3.21.2011

On a night...

Have you ever had one of those nights where you just feel the Lord's presence all over you and all over the room? Have you ever wondered what it's going to be like when all believers are swept away to Heaven to worship Him forever and ever? Have you ever been on your knees immersed in total worship surrounded by a group of twenty-somethings speaking in tongues...lost in the moment of seeing His face...feeling Him ever so present...crying out with all your heart and mind to have the chains of the past broken, to see your family saved, for a boldness in your faith that only He can supply you with?

I have.

Last night. 
And by golly gee, it was one of, if not the best and most powerful, worship nights I have ever experienced. 

You see....best friend invited me to go with him to a college group called "The Table" at one of the local churches here in the Springs. I was hesitant at first, but decided to go because he was going to get baptized and I wanted to be there for that beautiful moment of saying goodbye to the old, yucky him and saying "Welcome" to the new, Christ-filled him. Well, sadly, the baptism part didn't happen....not sure why, but I'm sure it'll take place another night. I invited my future roommate and dear friend, Ryann, to come along as well! So incredibly blessed that she did...because I just love her to pieces. 

The three of us...
in the midst of faces...
arms raised high...
tears flowing....
worshiping the One who conquered death...
the One who I was created to worship....
the One who loved me so stinkin' much that He gave His life for me.

Worship has always had a special place in my life. Growing up in church, I've heard so many teachings on worship, what it means to worship, why you're supposed to worship, how you're supposed to worship...and the list can keep going. Teachings are great...don't get me wrong. I love studying the Bible more than anything, BUT there's just something about engaging in worship that I gravitate towards. I go to theMill (the college group at New Life Church) every Friday night...why? Because of the worship. I listen to worship music all the time, in my car, in my apartment, at work. There was a time in my life that I led worship with my best friend back in California. I still would love to be on a worship team again someday...maybe :)  But I realized last night...I can listen to all the messages I want to about worship, go to theMill every single week for the rest of my life, download worship music on iTunes every day, but it wasn't until I actually experienced abandoned worship (wholly free without restraint worship) that I now understand what it truly means to worship Him

And in the moment of complete silence from the band...voices.
Voices of those who were worshiping their Savior...
Voices of those speaking in tongues...
Voices crying out to JESUS!
Prayers murmured throughout the room...
Silent and out loud....
The sound of tears flowing...
A night that my heart has needed for a long time...
A night to just sit in His presence, lay everything down at His feet, and say, "Okay Lord. Do yo' thang!" Haha, just kidding...but really :)

Because of last night's experience, I do believe I got a a very small glimpse of what it's going to be like in Heaven, every moment of every day...Worshiping Him! Forever.

This makes my heart so very full. And even though this morning was frustrating and I had lots of things on my mind (things that really didn't matter at all), my heart was still full to the brim of His joy and His love. 

I surrendered a lot to Him last night...
Asked Him a lot of questions...
Sincerely desired to be done away with the things of the past (all the pain, hurt, lies, betrayal, etc)...
and look forward to the amazing things about to happen in the very near future...
And...I saw something I've desired to see for three years...
Maybe...just maybe...in time, of course, the deepest aching of my heart and the yearning of my inter-most being will come to pass.

We shall see.
Since it's all been surrendered to Him...
on a night of purely, truly, and wholly worshiping my King, my Creator, my Father.

My prayer: "Jesus!

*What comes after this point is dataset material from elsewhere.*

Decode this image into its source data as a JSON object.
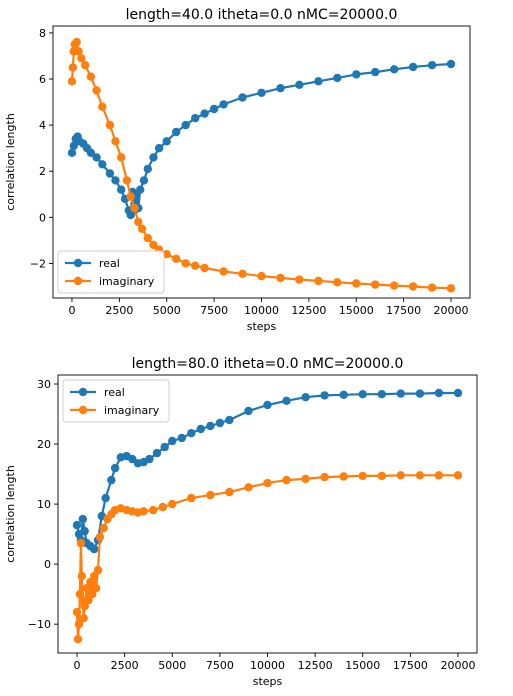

You are so worthy of our praise. I am so unworthy of Your love and forgiveness. Thank you. Thank you for Your body and Your blood poured out for me. May my life bring You praise and glory every day that I am blessed to breathe. May the words that flow out of my mouth, drip with Your love. Show me how to love like you, how to turn my back on the things of this world, and shine as a light, not afraid of what people will say or do, but with boldness...shine...for You. I am amazed at how much you love such a wretched person, yet you call me lovely, beautiful, Your daughter. I love you. Wholeheartedly...and I can't wait till I'm with You, worshiping You for all eternity."



This was the song we sang during communion and WHEW! never have I experienced such an intense, amazing, authentic communion. Communion has become so ritualistic that I believe it's lost it's authenticity over the years. Christians gotta get back to the root of it and what it really, truly means to partake of Christ's body and blood. This is an honor, not to be taken lightly...at all. It's all about His love. Period.

"When only love could make a way, You gave Your life in a beautiful exchange."